LAG and LEAD — Looking at Neighboring Rows
LAG looks at the previous row. LEAD looks at the next row. These are incredibly useful for comparisons over time.
-- Compare each month's revenue with the previous month
SELECT
month,
revenue,
LAG(revenue) OVER (ORDER BY month) AS prev_month,
revenue - LAG(revenue) OVER (ORDER BY month) AS change
FROM monthly_revenue;
-- Result:
-- month | revenue | prev_month | change
-- Jan | 10000 | NULL | NULL
-- Feb | 12000 | 10000 | 2000
-- Mar | 11000 | 12000 | -1000
-- Apr | 15000 | 11000 | 4000
-- LAG with a default value (avoid NULLs for the first row)
LAG(revenue, 1, 0) OVER (ORDER BY month)
-- ^ ^
-- | └── default value if no previous row
-- └── how many rows back to look
Running Totals with SUM() OVER()
This is a classic use case — compute a cumulative sum as we move through rows.
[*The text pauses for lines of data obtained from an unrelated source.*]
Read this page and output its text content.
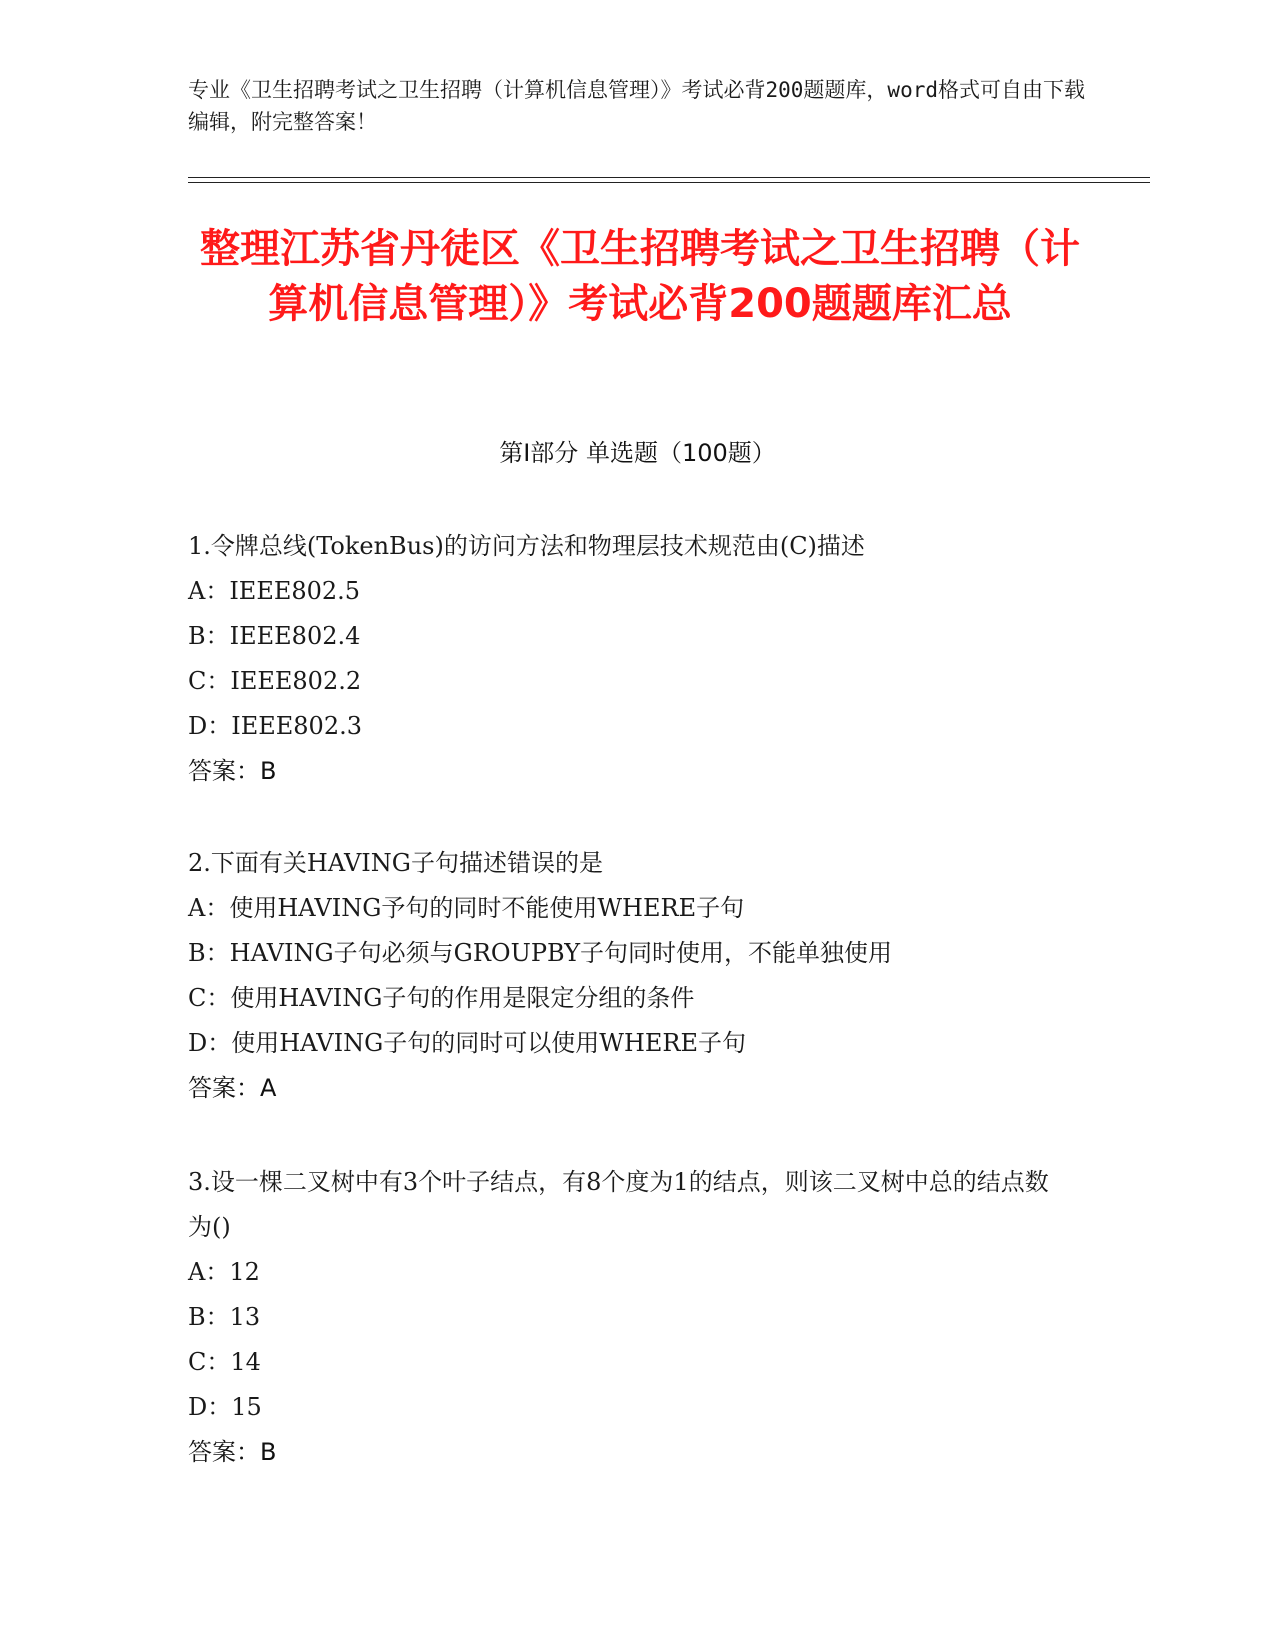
专业《卫生招聘考试之卫生招聘（计算机信息管理）》考试必背200题题库，word格式可自由下载编辑，附完整答案！
整理江苏省丹徒区《卫生招聘考试之卫生招聘（计算机信息管理）》考试必背200题题库汇总
第I部分 单选题（100题）

1.令牌总线(TokenBus)的访问方法和物理层技术规范由(C)描述

A：IEEE802.5

B：IEEE802.4

C：IEEE802.2

D：IEEE802.3

答案：B

2.下面有关HAVING子句描述错误的是

A：使用HAVING予句的同时不能使用WHERE子句

B：HAVING子句必须与GROUPBY子句同时使用，不能单独使用

C：使用HAVING子句的作用是限定分组的条件

D：使用HAVING子句的同时可以使用WHERE子句

答案：A

3.设一棵二叉树中有3个叶子结点，有8个度为1的结点，则该二叉树中总的结点数为()

A：12

B：13

C：14

D：15

答案：B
-- Running total of daily sales
SELECT
order_date,
amount,
SUM(amount) OVER (ORDER BY order_date) AS running_total
FROM orders;
-- Result:
-- order_date | amount | running_total
-- Jan 1 | 100 | 100
-- Jan 2 | 250 | 350
-- Jan 3 | 175 | 525
-- Jan 4 | 300 | 825
We can also do running totals per group:
-- Running total per department
SELECT
department,
order_date,
amount,
SUM(amount) OVER (
PARTITION BY department
ORDER BY order_date
) AS dept_running_total
FROM orders;
Moving Averages with Frame Clauses
We can define a “window frame” — a sliding window of rows:
-- 3-day moving average
SELECT
order_date,
amount,
AVG(amount) OVER (
ORDER BY order_date
ROWS BETWEEN 2 PRECEDING AND CURRENT ROW -- current + 2 previous
) AS moving_avg_3day
FROM orders;
Common Real-World Patterns
-- Percentage of total
SELECT
department,
salary,
salary * 100.0 / SUM(salary) OVER () AS pct_of_total
FROM employees;
-- Find duplicates (keep one, mark the rest)
WITH numbered AS (
SELECT *,
ROW_NUMBER() OVER (PARTITION BY email ORDER BY id) AS rn
FROM users
)
DELETE FROM users WHERE id IN (
SELECT id FROM numbered WHERE rn > 1
);
Interview Tip
Window functions are a favorite topic in SQL interviews because they separate people who know basic SQL from those who know it well. Practice the “top N per group” pattern (ROW_NUMBER + CTE + WHERE rn <= N) — it comes up constantly. Also, be ready to explain the difference between ROW_NUMBER, RANK, and DENSE_RANK with a tie scenario.